Vereador Marcos Combate
Porto Velho, Rondônia - O vereador Marcos Combate (AVANTE) subiu à tribuna da Câmara Municipal de Porto Velho para fazer uma série de denúncias graves contra a atual gestão. Em seu discurso, o parlamentar apontou o que chamou de práticas irregulares dentro de secretarias municipais e no sistema de ensino da capital, sugerindo que a máquina pública estaria sendo usada para fins eleitorais e de pressão política.
Coação por votos: A denúncia principal
O ponto central da fala do vereador foi a denúncia de que servidores comissionados estariam sendo coagidos a ajudarem na campanha do irmão do prefeito. Segundo Combate, na Secretaria Municipal de Regularização Fundiária (SEMDEC), funcionários em cargos de confiança estariam sendo obrigados a conseguir votos para o irmão do prefeito Paulo Moraes Júnior (PODEMOS), que concorre a uma vaga de deputado estadual. O vereador afirma que a exigência é clara: cada comissionado precisaria entregar 30 votos para o candidato.
"Lá dentro da SEMDEC está uma pressão louca sobre o servidor público", denunciou Combate, citando o clima de intimidação que estaria sendo imposto no ambiente de trabalho.

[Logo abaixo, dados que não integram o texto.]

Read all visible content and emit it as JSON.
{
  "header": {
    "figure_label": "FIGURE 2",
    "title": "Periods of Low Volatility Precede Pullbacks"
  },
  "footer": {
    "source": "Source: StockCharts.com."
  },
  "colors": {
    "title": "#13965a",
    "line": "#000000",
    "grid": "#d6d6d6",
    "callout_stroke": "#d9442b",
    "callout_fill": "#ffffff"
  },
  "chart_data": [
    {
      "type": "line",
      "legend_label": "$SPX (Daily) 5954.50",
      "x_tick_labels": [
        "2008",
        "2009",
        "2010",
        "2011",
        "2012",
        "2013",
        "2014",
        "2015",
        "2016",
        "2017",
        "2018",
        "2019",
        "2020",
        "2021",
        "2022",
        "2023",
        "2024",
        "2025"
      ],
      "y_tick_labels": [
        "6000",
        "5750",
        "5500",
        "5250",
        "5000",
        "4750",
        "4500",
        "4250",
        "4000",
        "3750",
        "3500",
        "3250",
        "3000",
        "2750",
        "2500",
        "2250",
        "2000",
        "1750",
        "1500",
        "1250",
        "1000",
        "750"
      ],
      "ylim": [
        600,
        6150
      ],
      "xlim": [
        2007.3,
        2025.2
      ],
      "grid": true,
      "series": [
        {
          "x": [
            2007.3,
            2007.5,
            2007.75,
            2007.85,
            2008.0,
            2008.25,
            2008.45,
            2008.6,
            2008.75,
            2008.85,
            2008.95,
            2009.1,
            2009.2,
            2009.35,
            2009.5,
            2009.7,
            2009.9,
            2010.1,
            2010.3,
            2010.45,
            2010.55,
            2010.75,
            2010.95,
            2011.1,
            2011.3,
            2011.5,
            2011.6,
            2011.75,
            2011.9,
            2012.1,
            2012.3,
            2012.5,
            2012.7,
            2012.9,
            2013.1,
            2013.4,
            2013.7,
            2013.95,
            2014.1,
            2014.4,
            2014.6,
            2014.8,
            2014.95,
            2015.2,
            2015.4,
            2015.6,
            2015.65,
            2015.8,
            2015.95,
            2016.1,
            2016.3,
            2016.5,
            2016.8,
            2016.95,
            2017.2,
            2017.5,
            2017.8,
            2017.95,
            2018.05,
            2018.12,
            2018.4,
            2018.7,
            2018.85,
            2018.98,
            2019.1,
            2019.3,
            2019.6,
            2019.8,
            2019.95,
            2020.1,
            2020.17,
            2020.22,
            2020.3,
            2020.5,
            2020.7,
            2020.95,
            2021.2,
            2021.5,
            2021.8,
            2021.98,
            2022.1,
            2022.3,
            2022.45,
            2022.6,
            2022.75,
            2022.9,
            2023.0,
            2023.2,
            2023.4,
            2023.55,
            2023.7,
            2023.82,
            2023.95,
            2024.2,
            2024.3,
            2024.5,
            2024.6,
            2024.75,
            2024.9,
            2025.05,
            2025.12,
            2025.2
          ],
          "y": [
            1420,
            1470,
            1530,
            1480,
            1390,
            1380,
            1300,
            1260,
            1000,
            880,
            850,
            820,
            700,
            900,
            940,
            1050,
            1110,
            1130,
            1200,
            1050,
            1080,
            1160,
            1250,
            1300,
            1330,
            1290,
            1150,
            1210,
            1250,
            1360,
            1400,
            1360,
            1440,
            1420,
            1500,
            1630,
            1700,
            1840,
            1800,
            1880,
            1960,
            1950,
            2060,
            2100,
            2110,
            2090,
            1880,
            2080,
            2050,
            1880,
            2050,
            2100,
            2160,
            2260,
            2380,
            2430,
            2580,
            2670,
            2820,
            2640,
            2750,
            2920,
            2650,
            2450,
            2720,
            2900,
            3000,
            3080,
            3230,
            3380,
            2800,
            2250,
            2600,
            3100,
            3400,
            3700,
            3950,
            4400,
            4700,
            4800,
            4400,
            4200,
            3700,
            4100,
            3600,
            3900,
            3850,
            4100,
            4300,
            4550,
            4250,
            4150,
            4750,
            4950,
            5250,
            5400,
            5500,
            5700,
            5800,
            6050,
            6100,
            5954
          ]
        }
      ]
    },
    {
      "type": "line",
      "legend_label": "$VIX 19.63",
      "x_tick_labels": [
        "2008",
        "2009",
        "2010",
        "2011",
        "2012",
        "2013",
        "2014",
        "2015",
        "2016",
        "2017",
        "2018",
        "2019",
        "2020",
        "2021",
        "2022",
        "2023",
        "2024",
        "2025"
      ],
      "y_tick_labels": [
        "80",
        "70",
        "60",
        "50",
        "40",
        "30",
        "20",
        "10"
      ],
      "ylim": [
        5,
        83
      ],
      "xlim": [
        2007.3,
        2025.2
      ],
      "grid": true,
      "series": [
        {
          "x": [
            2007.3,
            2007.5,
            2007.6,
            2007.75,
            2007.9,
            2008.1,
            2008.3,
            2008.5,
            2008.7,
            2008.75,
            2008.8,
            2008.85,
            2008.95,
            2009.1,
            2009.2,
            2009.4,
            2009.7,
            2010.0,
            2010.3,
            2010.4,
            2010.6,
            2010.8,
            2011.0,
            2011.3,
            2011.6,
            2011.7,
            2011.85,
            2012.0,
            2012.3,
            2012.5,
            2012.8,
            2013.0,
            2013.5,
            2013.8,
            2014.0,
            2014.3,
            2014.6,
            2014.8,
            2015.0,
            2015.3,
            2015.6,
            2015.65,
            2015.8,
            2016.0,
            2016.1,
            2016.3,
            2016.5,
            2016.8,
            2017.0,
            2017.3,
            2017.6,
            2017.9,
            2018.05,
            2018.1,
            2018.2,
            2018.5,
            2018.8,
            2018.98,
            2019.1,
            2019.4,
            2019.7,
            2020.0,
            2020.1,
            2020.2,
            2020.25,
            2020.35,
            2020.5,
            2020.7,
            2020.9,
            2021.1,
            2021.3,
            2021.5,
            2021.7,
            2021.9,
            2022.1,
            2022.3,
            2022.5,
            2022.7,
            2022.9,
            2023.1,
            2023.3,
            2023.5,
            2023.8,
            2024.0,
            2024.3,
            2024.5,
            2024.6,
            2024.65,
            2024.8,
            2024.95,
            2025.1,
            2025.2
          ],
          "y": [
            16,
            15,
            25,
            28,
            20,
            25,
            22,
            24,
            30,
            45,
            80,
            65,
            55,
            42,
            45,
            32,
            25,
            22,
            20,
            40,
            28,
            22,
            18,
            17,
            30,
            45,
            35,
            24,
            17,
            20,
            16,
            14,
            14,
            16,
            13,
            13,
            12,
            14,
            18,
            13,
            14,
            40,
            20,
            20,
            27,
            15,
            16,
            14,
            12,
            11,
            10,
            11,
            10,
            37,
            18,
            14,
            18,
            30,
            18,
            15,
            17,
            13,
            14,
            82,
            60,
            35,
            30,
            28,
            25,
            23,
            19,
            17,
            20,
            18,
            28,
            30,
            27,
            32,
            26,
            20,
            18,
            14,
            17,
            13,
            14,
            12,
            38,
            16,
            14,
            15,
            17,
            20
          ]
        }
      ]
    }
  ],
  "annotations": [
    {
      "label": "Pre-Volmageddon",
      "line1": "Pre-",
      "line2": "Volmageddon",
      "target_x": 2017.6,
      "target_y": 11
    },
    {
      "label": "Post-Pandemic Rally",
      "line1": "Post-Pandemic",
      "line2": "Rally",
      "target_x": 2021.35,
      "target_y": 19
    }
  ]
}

"Jogo de cadeiras" e recomendações do TCE
Outra acusação feita pelo vereador diz respeito a um suposto esquema de nomeações e exonerações. De acordo com Marcos Combate, servidores estariam sendo exonerados e, uma semana depois, readmitidos. Para o parlamentar, a prática teria um objetivo específico: "Está na cara de qualquer bom entendedor que exonera o cidadão para conversar com alguém, fez o acordo, aperta as mãos para ajudar o prefeito", afirmou. A denúncia levanta suspeitas de que as trocas de cargos serviriam para alinhar servidores a compromissos políticos, o que pode configurar improbidade administrativa.Combate ainda lembrou que a prefeitura já recebeu recomendações do Tribunal de Contas (TCE) para ajustar as contas públicas, incluindo a exoneração de funcionários e a redução de contratos. Diante das novas suspeitas, o vereador pediu a intervenção do órgão de controle: "Eu acredito que os órgãos de controle, o TCE, precisa investigar as nomeações que são exoneradas".
Crise na educação e falta de transparência
A crise na educação também foi um tema central do discurso. O vereador criticou duramente a gestão municipal por, segundo ele, não ter concedido nenhum reajuste salarial aos servidores públicos até o momento, com o primeiro semestre já próximo do fim. A principal bandeira do parlamentar foi a reivindicação para que seja implantado o piso salarial nacional dos professores de 2026.
"Estou fazendo a cobrança dessa Casa de Leis para que a gente cobre o direito do servidor público, principalmente da educação do município de Porto Velho, que até hoje não implantaram o piso salarial de 2026", cobrou o vereador.
A fala foi além da pauta financeira e questionou a postura da prefeitura durante a negociação com o sindicato dos servidores. Marcos Combate afirmou que o município estaria impondo restrições à participação popular, limitando a entrada do sindicato a apenas cinco membros e proibindo a entrada de celulares na reunião. "O que o município quer esconder? Se é uma reunião pública, uma reunião de interesse público da sociedade", questionou.
Contexto das denúncias
As acusações se somam a um histórico de embates entre o vereador e o Poder Executivo municipal. Recentemente, Combate protocolou um pedido de impeachment contra o prefeito Léo Moraes, fundamentado em suspeitas de irregularidades administrativas e fiscais, e já havia denunciado suposto uso da máquina pública para fins políticos relacionados ao irmão do chefe do Executivo.
Próximos Passos
Com as denúncias lançadas em plenário, a palavra agora é com os órgãos de controle e o Poder Judiciário. Caso as investigações avancem e as suspeitas se confirmem, os envolvidos podem responder por improbidade administrativa, abuso de poder político e, no caso da coação eleitoral, por crime contra a ordem política, já que a legislação brasileira proíbe a utilização da máquina pública para coagir servidores em campanhas. O caso também pode parar na Justiça Eleitoral, especialmente diante das eleições estaduais.